Medical office buildings are a specialty sub-sector in this space.
Retail comprises the properties that house the retailers and restaurants we frequent. They can be multi-tenanted (often with an anchor, or lead tenant, that serves to drive traffic to the property) or single-use, standalone buildings.
The retail sector is complicated, as the type of shopping center — for instance, a regional mall, community center, strip center, or power center — is dictated by many metrics, including the size, concept, types and number of tenants, and trade area.
Single-tenanted buildings you may come across include big box centers (usually with a national chain like Target, Walmart, Best Buy, or Dick’s Sporting Goods) or pad sites (single-tenanted buildings within a shopping center, often a bank, restaurant, or drug store).
Industrial buildings house industrial operations for a variety of tenants, and are mostly located outside of urban areas, especially along major transportation routes. The low-rise buildings can also be grouped into industrial parks. The properties are categorized into four types:
– Heavy manufacturing: These buildings are heavily customized and house machinery manufacturers need to operate and produce goods and services.

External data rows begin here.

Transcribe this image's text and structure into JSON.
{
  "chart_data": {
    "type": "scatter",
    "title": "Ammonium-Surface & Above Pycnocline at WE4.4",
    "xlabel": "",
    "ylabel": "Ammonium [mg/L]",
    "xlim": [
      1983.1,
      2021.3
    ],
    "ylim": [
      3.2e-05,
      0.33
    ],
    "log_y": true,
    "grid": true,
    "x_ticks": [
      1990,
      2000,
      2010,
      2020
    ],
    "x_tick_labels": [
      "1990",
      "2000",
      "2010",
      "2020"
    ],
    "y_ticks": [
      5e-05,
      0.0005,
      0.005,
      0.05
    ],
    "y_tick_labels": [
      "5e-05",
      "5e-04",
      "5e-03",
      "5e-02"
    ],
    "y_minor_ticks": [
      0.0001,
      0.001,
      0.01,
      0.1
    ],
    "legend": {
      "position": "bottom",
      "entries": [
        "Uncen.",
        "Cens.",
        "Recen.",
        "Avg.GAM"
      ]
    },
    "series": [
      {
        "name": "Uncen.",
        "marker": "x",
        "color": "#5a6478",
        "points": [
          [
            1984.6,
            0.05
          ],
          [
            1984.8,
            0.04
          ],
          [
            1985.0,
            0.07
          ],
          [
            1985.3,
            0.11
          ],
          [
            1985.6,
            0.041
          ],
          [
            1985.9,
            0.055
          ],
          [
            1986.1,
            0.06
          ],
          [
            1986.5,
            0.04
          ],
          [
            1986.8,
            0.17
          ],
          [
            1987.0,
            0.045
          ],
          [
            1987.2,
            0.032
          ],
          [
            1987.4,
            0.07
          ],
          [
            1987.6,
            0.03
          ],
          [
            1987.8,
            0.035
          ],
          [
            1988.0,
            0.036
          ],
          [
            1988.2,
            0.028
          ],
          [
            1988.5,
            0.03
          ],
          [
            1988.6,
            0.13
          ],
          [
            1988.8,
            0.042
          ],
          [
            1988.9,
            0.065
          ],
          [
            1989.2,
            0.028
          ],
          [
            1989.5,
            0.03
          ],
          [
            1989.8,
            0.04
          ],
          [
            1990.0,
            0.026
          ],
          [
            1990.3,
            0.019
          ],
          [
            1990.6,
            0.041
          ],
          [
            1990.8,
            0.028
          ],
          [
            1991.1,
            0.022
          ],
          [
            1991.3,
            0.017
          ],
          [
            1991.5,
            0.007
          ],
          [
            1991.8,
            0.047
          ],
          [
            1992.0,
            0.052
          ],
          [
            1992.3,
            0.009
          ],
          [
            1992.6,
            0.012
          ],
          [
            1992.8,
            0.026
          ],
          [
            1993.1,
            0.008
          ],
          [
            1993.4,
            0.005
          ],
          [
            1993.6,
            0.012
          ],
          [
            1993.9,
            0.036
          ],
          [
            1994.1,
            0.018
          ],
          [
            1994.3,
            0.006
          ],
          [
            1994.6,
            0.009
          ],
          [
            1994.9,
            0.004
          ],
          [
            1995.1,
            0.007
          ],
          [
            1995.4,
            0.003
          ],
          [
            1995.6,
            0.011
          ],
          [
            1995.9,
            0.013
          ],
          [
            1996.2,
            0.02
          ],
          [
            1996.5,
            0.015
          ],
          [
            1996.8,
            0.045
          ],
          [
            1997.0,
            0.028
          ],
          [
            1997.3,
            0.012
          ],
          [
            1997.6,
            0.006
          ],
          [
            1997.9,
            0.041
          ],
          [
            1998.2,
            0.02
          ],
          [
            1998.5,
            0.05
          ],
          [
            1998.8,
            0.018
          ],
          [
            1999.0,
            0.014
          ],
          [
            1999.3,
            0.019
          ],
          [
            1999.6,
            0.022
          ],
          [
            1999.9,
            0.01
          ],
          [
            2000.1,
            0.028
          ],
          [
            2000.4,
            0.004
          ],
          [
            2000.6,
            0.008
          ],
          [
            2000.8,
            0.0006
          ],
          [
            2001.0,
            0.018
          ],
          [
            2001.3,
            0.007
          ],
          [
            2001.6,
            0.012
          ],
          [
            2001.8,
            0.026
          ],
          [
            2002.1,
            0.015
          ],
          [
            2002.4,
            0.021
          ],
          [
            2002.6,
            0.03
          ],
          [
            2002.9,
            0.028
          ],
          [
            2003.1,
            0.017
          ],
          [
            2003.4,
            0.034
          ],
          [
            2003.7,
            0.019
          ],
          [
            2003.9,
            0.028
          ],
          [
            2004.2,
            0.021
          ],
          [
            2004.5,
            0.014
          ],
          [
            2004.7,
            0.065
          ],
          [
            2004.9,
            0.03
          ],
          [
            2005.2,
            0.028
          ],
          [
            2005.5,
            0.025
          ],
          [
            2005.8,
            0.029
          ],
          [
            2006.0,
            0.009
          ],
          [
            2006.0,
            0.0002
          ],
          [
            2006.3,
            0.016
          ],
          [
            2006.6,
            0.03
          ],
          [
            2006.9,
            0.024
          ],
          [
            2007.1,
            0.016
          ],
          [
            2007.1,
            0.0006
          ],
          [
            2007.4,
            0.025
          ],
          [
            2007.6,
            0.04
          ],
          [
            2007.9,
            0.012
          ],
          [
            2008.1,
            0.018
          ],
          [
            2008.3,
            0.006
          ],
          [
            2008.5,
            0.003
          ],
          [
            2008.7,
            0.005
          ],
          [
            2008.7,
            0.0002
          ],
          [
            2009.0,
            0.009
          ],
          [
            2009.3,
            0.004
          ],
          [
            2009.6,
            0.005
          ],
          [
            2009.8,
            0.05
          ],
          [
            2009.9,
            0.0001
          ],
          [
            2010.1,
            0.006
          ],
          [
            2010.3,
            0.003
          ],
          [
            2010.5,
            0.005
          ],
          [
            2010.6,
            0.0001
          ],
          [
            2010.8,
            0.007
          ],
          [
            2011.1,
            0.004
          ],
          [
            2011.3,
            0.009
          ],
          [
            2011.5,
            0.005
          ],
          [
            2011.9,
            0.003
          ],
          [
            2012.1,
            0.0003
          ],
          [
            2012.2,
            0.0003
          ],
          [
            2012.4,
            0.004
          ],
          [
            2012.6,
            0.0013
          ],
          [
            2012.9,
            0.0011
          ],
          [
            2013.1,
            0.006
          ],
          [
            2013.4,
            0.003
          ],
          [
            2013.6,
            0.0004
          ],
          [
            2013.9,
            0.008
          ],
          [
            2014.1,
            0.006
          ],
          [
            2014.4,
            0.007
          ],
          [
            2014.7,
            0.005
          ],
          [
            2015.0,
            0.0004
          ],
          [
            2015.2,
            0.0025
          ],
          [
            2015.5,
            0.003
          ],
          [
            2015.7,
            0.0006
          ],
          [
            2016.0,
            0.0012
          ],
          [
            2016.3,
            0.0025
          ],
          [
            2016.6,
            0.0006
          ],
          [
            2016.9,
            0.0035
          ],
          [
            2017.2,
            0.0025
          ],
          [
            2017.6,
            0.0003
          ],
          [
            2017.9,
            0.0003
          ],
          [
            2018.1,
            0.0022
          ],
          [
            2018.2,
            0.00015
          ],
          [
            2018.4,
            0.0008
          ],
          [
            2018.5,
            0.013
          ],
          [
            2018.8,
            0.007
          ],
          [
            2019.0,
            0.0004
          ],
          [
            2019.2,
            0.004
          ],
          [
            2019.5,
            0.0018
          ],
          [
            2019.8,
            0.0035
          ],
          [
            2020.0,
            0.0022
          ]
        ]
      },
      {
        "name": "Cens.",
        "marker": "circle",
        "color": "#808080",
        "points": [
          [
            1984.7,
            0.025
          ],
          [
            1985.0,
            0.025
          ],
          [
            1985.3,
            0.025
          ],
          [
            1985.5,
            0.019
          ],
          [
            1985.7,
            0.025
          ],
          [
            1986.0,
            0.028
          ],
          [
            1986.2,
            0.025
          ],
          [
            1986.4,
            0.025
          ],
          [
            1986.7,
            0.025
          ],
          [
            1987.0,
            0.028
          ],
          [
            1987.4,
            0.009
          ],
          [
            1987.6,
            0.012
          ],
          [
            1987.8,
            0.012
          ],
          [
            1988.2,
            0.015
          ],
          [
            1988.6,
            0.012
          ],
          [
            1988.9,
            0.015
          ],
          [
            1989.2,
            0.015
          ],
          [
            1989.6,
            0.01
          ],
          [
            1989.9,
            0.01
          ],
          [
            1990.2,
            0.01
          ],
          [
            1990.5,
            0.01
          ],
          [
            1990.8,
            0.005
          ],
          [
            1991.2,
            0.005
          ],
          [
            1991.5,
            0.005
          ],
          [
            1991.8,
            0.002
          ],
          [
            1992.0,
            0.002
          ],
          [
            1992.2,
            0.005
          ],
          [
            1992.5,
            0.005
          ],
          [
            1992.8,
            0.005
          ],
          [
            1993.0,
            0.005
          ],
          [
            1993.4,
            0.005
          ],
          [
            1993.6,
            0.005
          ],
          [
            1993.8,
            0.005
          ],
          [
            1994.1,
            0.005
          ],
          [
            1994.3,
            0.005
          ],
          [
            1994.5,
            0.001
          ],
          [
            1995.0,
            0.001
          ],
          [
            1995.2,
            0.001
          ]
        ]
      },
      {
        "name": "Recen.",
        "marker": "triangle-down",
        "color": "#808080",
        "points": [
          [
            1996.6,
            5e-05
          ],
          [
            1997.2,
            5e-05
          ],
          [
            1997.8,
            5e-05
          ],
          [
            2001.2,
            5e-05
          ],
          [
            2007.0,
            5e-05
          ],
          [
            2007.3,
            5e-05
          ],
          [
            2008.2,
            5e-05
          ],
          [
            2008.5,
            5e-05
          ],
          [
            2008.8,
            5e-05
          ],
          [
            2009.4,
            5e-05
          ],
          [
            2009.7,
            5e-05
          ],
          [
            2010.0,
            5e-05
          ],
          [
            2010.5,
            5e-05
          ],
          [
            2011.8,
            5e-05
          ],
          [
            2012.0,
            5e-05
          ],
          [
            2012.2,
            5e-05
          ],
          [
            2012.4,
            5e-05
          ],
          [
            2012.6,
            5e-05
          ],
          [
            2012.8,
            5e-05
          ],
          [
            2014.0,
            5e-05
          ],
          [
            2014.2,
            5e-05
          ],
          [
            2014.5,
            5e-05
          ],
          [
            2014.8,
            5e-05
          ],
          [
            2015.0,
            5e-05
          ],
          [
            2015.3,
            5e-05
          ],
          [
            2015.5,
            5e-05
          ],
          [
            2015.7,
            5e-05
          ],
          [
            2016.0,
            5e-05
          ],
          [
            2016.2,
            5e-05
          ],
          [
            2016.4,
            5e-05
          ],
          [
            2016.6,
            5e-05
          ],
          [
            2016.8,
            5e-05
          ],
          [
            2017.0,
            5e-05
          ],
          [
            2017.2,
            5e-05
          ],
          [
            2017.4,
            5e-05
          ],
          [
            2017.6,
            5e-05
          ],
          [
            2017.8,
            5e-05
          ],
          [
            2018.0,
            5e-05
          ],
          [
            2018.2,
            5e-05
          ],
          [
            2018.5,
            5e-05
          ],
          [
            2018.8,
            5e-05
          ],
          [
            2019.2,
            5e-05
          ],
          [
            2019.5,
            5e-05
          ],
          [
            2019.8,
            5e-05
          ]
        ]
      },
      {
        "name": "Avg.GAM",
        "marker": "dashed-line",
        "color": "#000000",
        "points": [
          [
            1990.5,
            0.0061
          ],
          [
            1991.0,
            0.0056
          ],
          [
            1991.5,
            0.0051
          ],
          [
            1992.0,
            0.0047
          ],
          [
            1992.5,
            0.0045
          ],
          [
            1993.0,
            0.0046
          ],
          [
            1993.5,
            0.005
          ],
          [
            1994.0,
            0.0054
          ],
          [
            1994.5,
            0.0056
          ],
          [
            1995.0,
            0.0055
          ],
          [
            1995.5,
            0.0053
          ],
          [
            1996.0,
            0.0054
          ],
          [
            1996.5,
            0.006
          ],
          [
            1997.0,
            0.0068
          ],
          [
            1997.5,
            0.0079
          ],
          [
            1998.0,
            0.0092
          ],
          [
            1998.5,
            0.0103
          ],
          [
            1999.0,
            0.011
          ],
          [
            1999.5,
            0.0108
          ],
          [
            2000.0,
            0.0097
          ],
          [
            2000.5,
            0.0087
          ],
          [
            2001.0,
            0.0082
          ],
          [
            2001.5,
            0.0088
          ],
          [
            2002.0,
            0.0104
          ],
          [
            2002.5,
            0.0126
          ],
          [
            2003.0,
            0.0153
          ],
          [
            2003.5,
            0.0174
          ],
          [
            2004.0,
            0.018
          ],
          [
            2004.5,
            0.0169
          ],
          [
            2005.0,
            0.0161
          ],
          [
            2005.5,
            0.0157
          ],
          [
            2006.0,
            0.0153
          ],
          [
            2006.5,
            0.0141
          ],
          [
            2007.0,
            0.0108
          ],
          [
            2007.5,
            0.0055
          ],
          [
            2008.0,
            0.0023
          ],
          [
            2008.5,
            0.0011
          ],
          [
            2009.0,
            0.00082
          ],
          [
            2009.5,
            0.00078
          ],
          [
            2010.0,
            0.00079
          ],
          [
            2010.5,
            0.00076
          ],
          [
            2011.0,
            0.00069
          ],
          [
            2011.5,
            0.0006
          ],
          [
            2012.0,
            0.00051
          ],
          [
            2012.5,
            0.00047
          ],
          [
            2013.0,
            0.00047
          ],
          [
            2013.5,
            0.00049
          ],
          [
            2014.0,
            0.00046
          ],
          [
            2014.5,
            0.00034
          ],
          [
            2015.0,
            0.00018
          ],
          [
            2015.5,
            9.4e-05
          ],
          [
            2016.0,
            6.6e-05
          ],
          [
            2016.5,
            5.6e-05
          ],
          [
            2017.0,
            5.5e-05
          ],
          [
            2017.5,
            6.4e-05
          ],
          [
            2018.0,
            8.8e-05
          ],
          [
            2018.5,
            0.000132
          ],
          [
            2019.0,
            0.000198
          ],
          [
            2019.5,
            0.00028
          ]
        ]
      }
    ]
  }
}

– Light assembly: These aren’t as customized and may be used for product assembly or storage.
– Bulk warehouse: These properties are usually large and are used as distribution centers.
– Flex industrial: These properties contain a mix of both industrial and office space.
Research and development (R&D) facilities are a specialized type of industrial.
The multifamily sector covers all types of residential real estate outside of single-family, including apartments, condos, co-ops, and townhomes. Like office buildings, multifamily properties are often classified into Class A, Class B and Class C.
Apartment rental buildings, in particular, are split into multiple property types. Freddie Mac has separated them into six different buckets:
– High-rise: A building with nine or more floors and at least one elevator.
– Mid-rise: A multistory building with an elevator, typically in an urban area.
– Garden-style: A one-, two-, or three-story apartment development built in a garden-like setting in a suburban, rural, or urban location; buildings may or may not have elevators
– Walk-up: A four- to six-story building without an elevator.
– Manufactured housing community: A community in which the operator leases ground sites to owners of manufactured homes.
– Special-purpose housing: A multifamily property of any style that targets a particular population segment, including student housing, seniors housing, and subsidized (either low income or special need) housing.
The hotel sector covers establishments providing accommodations, meals, and other services for travelers and tourists. The hotels may be independent (boutique) or flagged — the latter means it’s part of a major hotel chain, such as a Marriott or Sheraton. Real Capital Analytics splits them into six separate categories:
– Limited-service: Does not have room service, on-site restaurant, or concierge.
– Full-service: Includes room service and has on-site restaurant.
– Boutique: Located in an urban or resort location, has full-service amenities, is not part of a national chain, and has fewer rooms.
– Casino: Has a gaming component, such as video poker or slot machines.
– Extended-stay: Limited-service with fully equipped kitchens in guest rooms and larger rooms for long stays.
– Resort: Full-service, large amount of land, in a typical resort location (such as Hawaii or Orlando), and has an attached golf course, water park, or amusement facility.
6. Special Purpose
Special purpose real estate may be owned by commercial real estate investors, but don’t fall into any of the sectors mentioned above. For instance, amusement parks, churches, self-storage, and bowling alleys are special-purpose facilities.